Wednesday, 21 May 2014

Liverpool Light

Like Bristol, Liverpool is awash with waterlight and I was looking forward to getting down to the Mersey.  First, though, there were cathedrals to visit - and no shortage of wondrous light in the Catholic version.


There is little point struggling for words when you have a camera.  







One of my favourite architects is Edwin Lutyens, so I was disappointed to learn that the crypt he designed was closed because students were taking exams down there. I hope the beautiful surroundings were an inspiration to those poor souls sweating over their papers on such a glorious day.  And of course it does mean that I shall have to return one day, so there's a stained glass lining to this cloud.  

After a drink at the Philharmonic pub with its dark wood, copper panels, tiles, mosaics and Guinness, we headed for the Anglican Cathedral.  I didn't dare hope for anything as spectacular as the Catholic equivalent, but I was wrong - it  was just as stunning although very very different.

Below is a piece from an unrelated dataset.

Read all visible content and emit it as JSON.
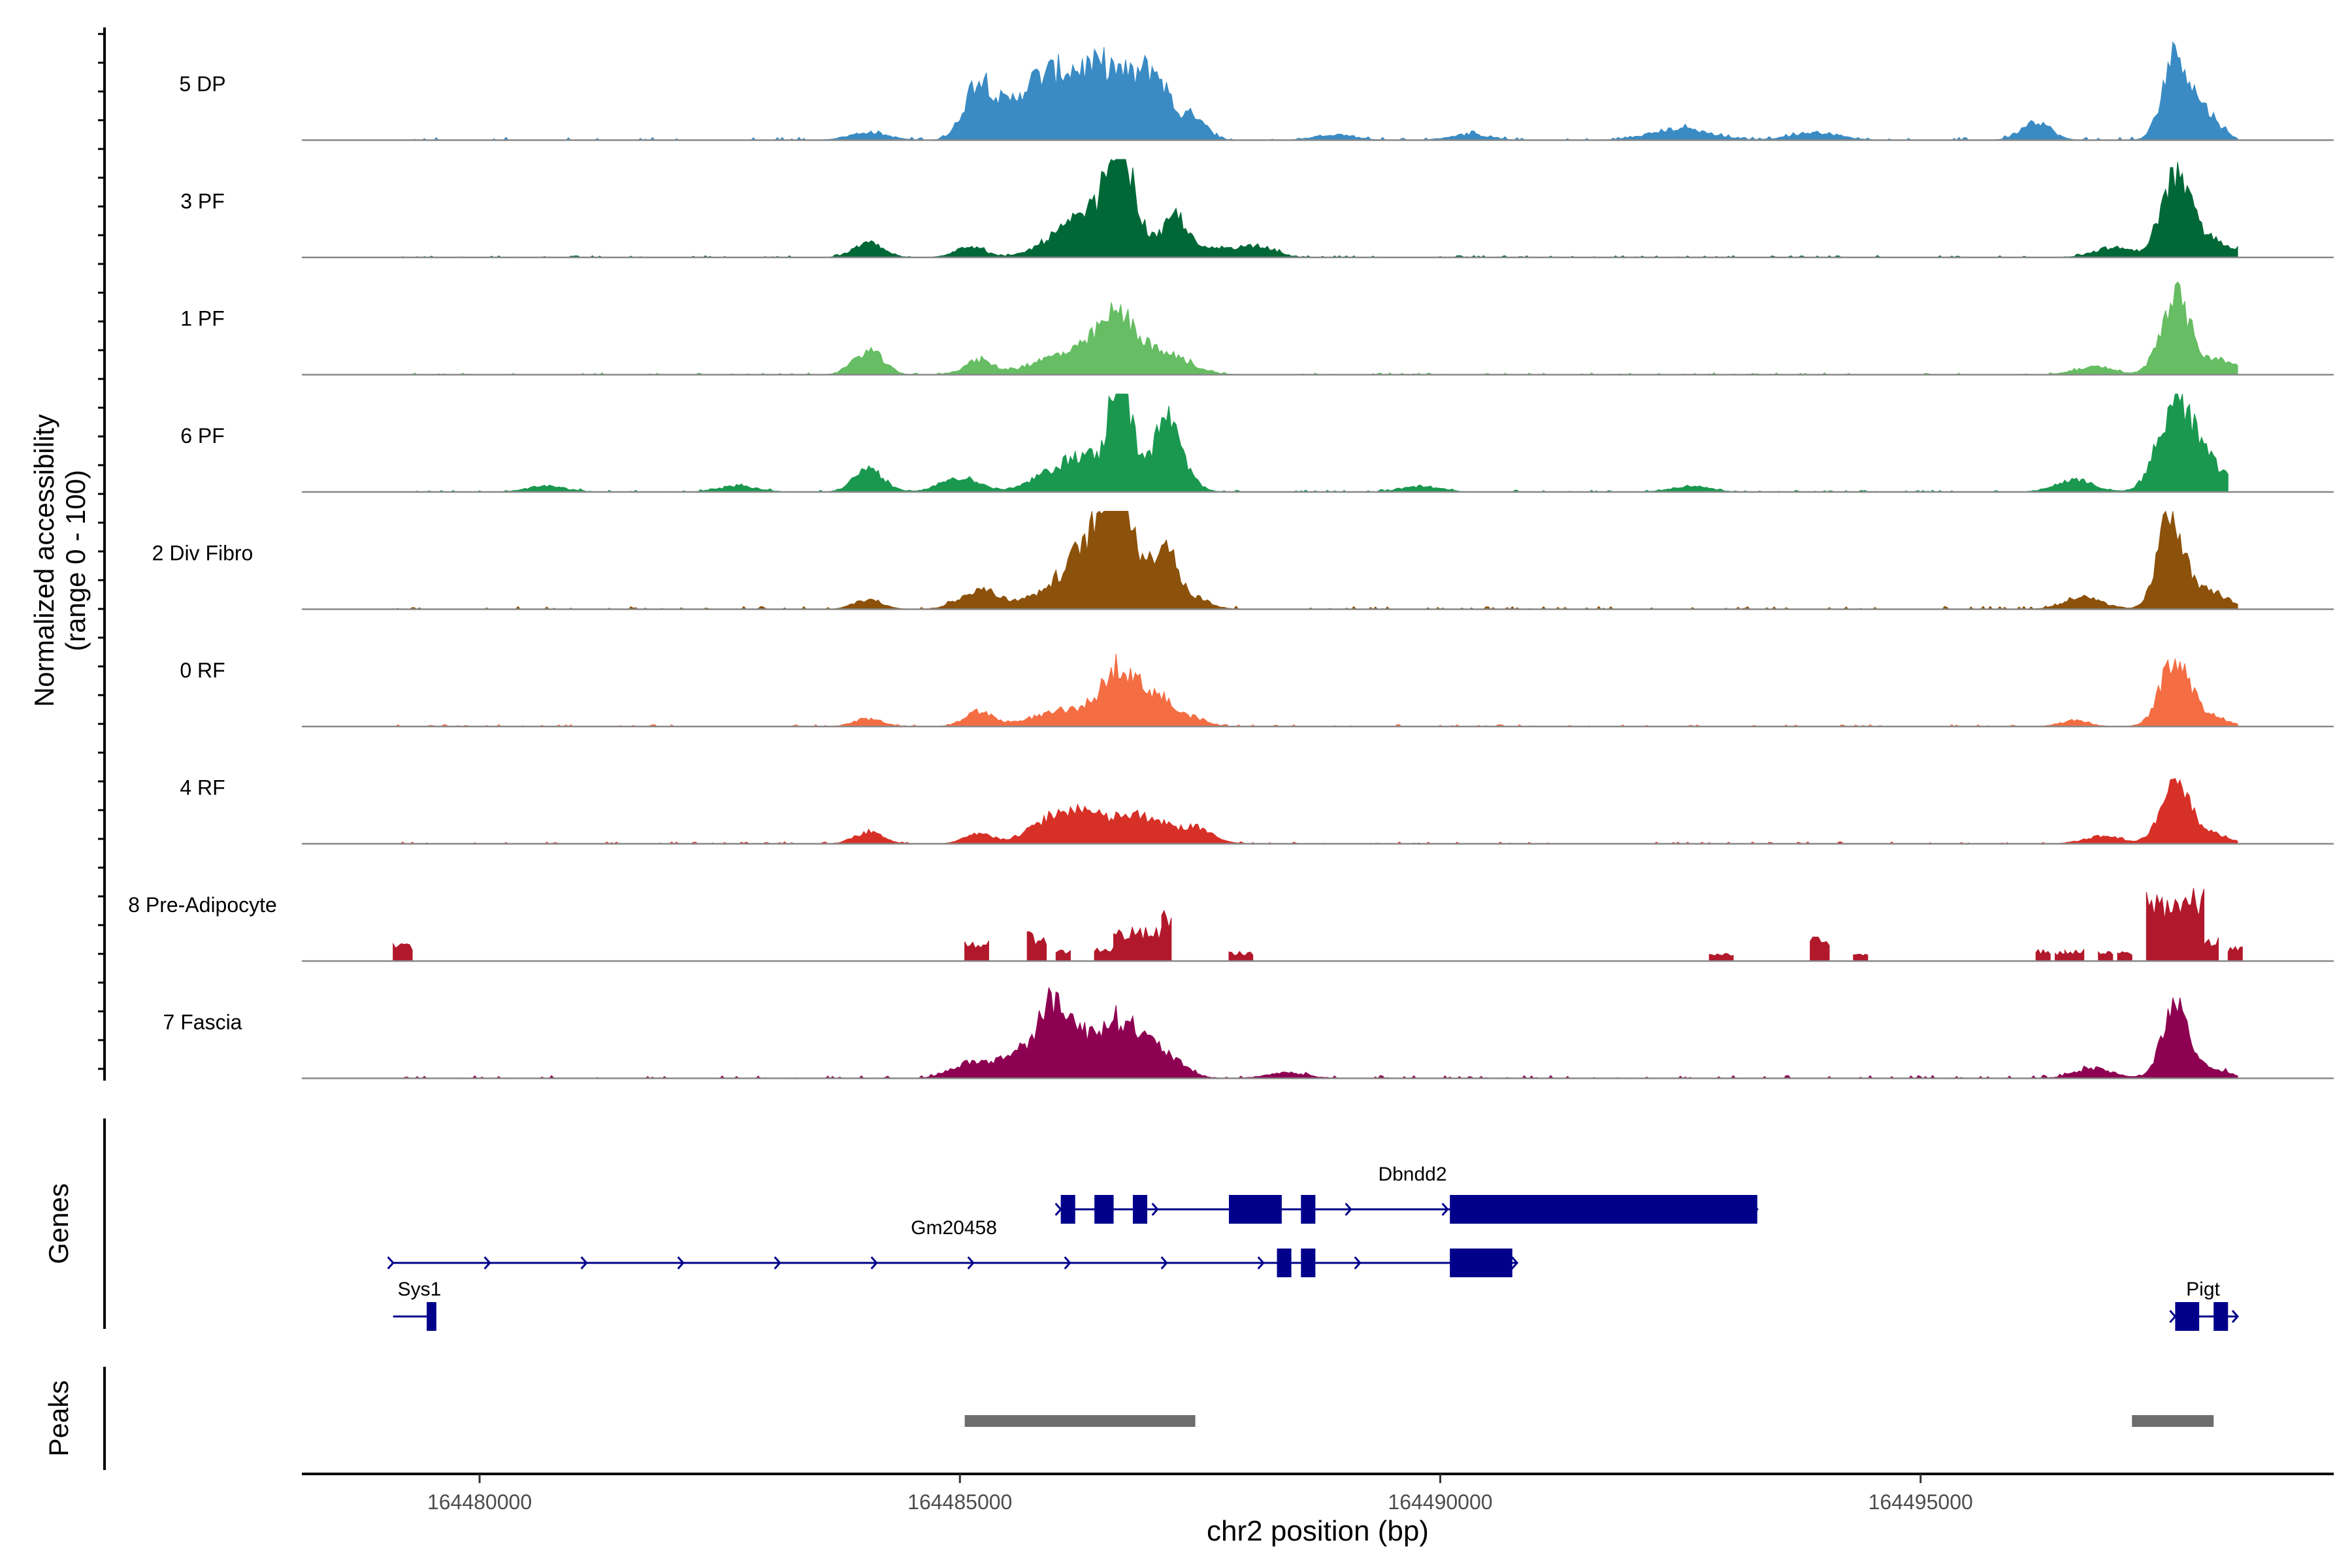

As soon as I saw the outside I knew that I would love it.  Designed by Giles Gilbert Scott, son of George, the great Gothic Revivalist architect,  it simply soars.  (Ice cream van for scale.)


Inside it's like being in a Burne Jones painting. I expected to see maidens descending staircases at any moment.  



After lunch in the basement bistro of the Everyman Theatre - 'They've ripped the heart out of it!' wailed my companion to the sound of muted ambient jazz. 'It was full of character 30 years ago!' - it was on to the waterfront.

Until this weekend I was only marginally more familiar with Liverpool than Manchester.  I'd travelled through twice before en route for Waterloo, just up the coast, and some years later Dun Laoghaire, and as a very young child I have the vaguest memory of being driven through the Mersey Tunnel at night by my Uncle Noel, who lived in West Kirby at the time and who swore he saw a mermaid swimming towards us.  I had, however, never been on a Ferry 'Cross The Mersey, so this had to be rectified.  

First, though, the Liver building, dead familiar to every child who grew up in the 1960s and 70s.  Apparently, one of the sculpted birds atop is female, the other male.  The female stares out to sea, waiting for the first glimpse of the homecoming sailor.  The male faces inland, trying to see if the pubs are open yet. 

Then we were off on a £8 tour of the river, with my companion muttering that 30 years ago you could go back and forth for free, so long as you didn't get off on the other side.  It was worth it, though.  

After a while the names began to sound familiar and I realised I was in the middle of a folk song ... 

And now, my lads, we're off Fort Perch Rock
All hammocks lashed and sea-chests locked
And we'll haul her into the Waterloo Dock ...

Yes, it's Whip Jamboree, about that homecoming sailor the female Liver Bird is waiting for, who - the next verse tells us - heads straight for Dan Lowry's, reputedly a popular playhouse on Paradise Street. 'This is unrecognisable from 30 years ago!' complained my companion as we retraced his steps.  And true, it's not so much paradisiacal as  maniacal these days, with shoppers darting from one emporium to the next.  So we finished the day at Ye Cracke instead - another pub formerly frequented by one John Lennon (Where did my beloved George with the long, lupine teeth drink? I wonder) and miraculously unchanged (almost) from the 1980s.  

The next morning ... ?  Well, that's Another Place.